Accidental beauty contestant: Dr. Lizbeth de Padua was Miss Philippines 40 years ago
Jennifer MarangosSpecial to The Morning Call
"I have one message for today's youth," says Dr. Lizbeth de Padua. "Be careful what you do when you are 19 because it will come back to haunt you 40 or 50 years later."
"I have one message for today's youth," says Dr. Lizbeth de Padua. "Be careful what you do when you are 19 because it will come back to haunt you 40 or 50 years later."
It's not a typical teenage act of rebellion that is trailing de Padua in her current life as a physician with St. Luke's Neurology Associates. It's her time as a contestant for Miss Universe 1976, representing her native Philippines.
Being a former beauty queen isn't something that de Padua, a neurologist specializing in treating patients with epilepsy, has readily talked about through the years. But, thanks to the Internet, it is a part of her past that still manages to pop up.
"When I came to St. Luke's, one of our staff members said, 'Oh I Googled you and guess what I found?'" de Padua says. "You can't hide anything now. Patients now are very computer savvy. They look up their doctors before they even see them.
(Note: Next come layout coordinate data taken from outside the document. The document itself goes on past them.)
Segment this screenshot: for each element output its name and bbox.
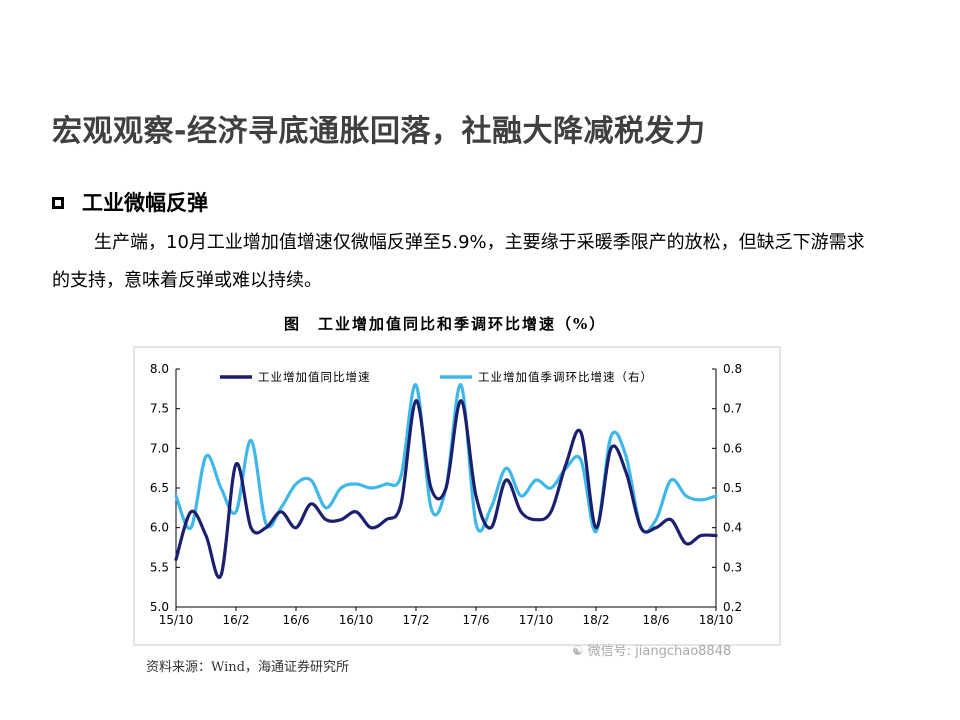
y-right-tick-label: 0.6 xyxy=(723,441,742,455)
watermark-text: 微信号: jiangchao8848 xyxy=(587,644,732,659)
chart-series xyxy=(174,383,718,580)
y-left-tick-label: 6.0 xyxy=(150,521,169,535)
x-tick-label: 17/2 xyxy=(403,613,430,627)
legend-label: 工业增加值同比增速 xyxy=(258,370,371,384)
square-bullet-icon xyxy=(52,197,64,209)
y-right-tick-label: 0.4 xyxy=(723,521,742,535)
legend-label: 工业增加值季调环比增速（右） xyxy=(478,370,653,384)
y-left-tick-label: 5.5 xyxy=(150,560,169,574)
x-tick-label: 16/10 xyxy=(339,613,374,627)
x-tick-label: 15/10 xyxy=(159,613,194,627)
y-left-tick-label: 8.0 xyxy=(150,362,169,376)
y-right-tick-label: 0.8 xyxy=(723,362,742,376)
series-line-yoy xyxy=(174,399,718,580)
section-heading: 工业微幅反弹 xyxy=(52,187,208,217)
chart-legend: 工业增加值同比增速 工业增加值季调环比增速（右） xyxy=(220,370,653,384)
x-tick-label: 16/2 xyxy=(223,613,250,627)
x-tick-label: 17/10 xyxy=(519,613,554,627)
slide-title: 宏观观察-经济寻底通胀回落，社融大降减税发力 xyxy=(52,114,706,149)
y-right-tick-label: 0.7 xyxy=(723,402,742,416)
x-tick-label: 18/6 xyxy=(643,613,670,627)
x-tick-label: 18/2 xyxy=(583,613,610,627)
chart-axes: 5.0 5.5 6.0 6.5 7.0 7.5 8.0 0.2 0.3 0.4 0.5 0.6 0.7 0… xyxy=(150,362,742,627)
y-left-tick-label: 7.0 xyxy=(150,441,169,455)
x-tick-label: 16/6 xyxy=(283,613,310,627)
watermark: ☯ 微信号: jiangchao8848 xyxy=(572,640,731,659)
y-left-tick-label: 5.0 xyxy=(150,600,169,614)
y-right-tick-label: 0.3 xyxy=(723,560,742,574)
y-right-tick-label: 0.2 xyxy=(723,600,742,614)
chart-frame xyxy=(133,346,781,646)
y-left-tick-label: 7.5 xyxy=(150,402,169,416)
body-text: 生产端，10月工业增加值增速仅微幅反弹至5.9%，主要缘于采暖季限产的放松，但缺… xyxy=(52,232,865,291)
source-note: 资料来源：Wind，海通证券研究所 xyxy=(146,660,349,675)
x-tick-label: 18/10 xyxy=(699,613,734,627)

There is really no hiding."
Last month, Miss Philippines Pia Alonzo Wurtzbach was declared the winner of the 2015 Miss Universe pageant. That fact, coupled with her own hidden agenda, prompted de Padua to begin to share her pageant story a bit more openly.
"Although I complain about people finding out about it, it is a conversational thing, and I have ulterior motives in agreeing to these interviews," she says.
"I want to bring some attention to what we are doing here at St. Luke's in caring for epilepsy patients. We have all the equipment to provide for epileptic patients in the Valley that otherwise they would have to go to Philadelphia or New York to get."
De Padua, who came to St. Luke's from a job in Minnesota about two years ago, says she was attracted to both the organization and the Lehigh Valley.
"I liked the area," she says. "It has everything you can get in a large city or that I could be interested in without all the hassles. And I liked the way that St. Luke's is being run. That sealed the deal. St. Luke's has management that is focused on doing the best for the patients and the doctors."
And it was a desire to impact patients that brought de Padua to her specialty in epileptology to begin with. When she began her residency at Temple University, she recalls, treatments for other neurological conditions such as multiple sclerosis or stroke or Alzheimer's diseasereally didn't exist.
"I realized that if I went into some specialty in epilepsy, I wouldn't just be serving myself and my interest in neurology. There was something I could do for people," she says. "It's not instantaneous. It takes months and years sometimes to get people on the right medications. But when they get better you can really make a difference in their lives. My interest may have been academic, [but] the reason I love what I do is because of the outcomes."
Her decision to enter the Miss Philippines contest was a little less thought out.
"It was really nothing that I ever planned to do," de Padua recalls. She had graduated from college that spring and was waiting to start medical school in the fall.
"I got a letter from a fashion magazine. Someone had sent them my photo and they wanted to do a story on me. I had graduated summa cum laude and I am sure that was part of the interest. The letter said to go to this beauty salon to get my hair and makeup done for the photo shoot. The owner of the salon was also a talent scout for the pageant."
He asked de Padua if she would be interested in competing for Miss Philippines, adding that he wasn't even sure it would be possible since the judges were in the process of evaluating contestants. He told her that that day, something called the "press presentation" was happening.
"That's when the candidates walk around a swimming pool and if they get a good response, they get let in. I had nothing to do that day, so I went. They let me in," de Padua said.
She enrolled in medical school in the Philippines a year later and then completed residency training in the United States.
"Winning Miss Philippines was kind of a blessing and a curse," she says. "As much as I try to downplay it now, it gave me name recognition in the Philippines. After I was done with it, every department I was in in medical school, someone said, 'Oh you are Miss Philippines.' Sometimes, it was unwanted attention.
"I met women from all over the world. It changed my life actually. Beauty pageants are a big deal over there," says de Padua, whose only regret in entering the pageant is that she feels that she didn't do such a great job representing her country at the international level.
"Entering the Miss Philippines pageant was kind of an accidental thing," she says. "I didn't serve very well. A lot of the contestants put a lot of time and effort into winning beauty pageants. Miss Universe was in July. I won Miss Philippines in May.
"I was 19 years old at the time, and a nerdy biology graduate. They gave me some lessons in how to walk and that kind of stuff. There was a lot of pressure from the whole country.
"I was the first one who had gotten the title who had a full college degree, and I had graduated with honors and everything, so everyone thought we had a good chance of winning. I had qualifications that most beauty contest winners don't have. I didn't even get to the top 15.
"If you want someone to win a beauty pageant, you need someone who is interested in winning beauty pageants," she says.
Jennifer Marangos is a freelance writer.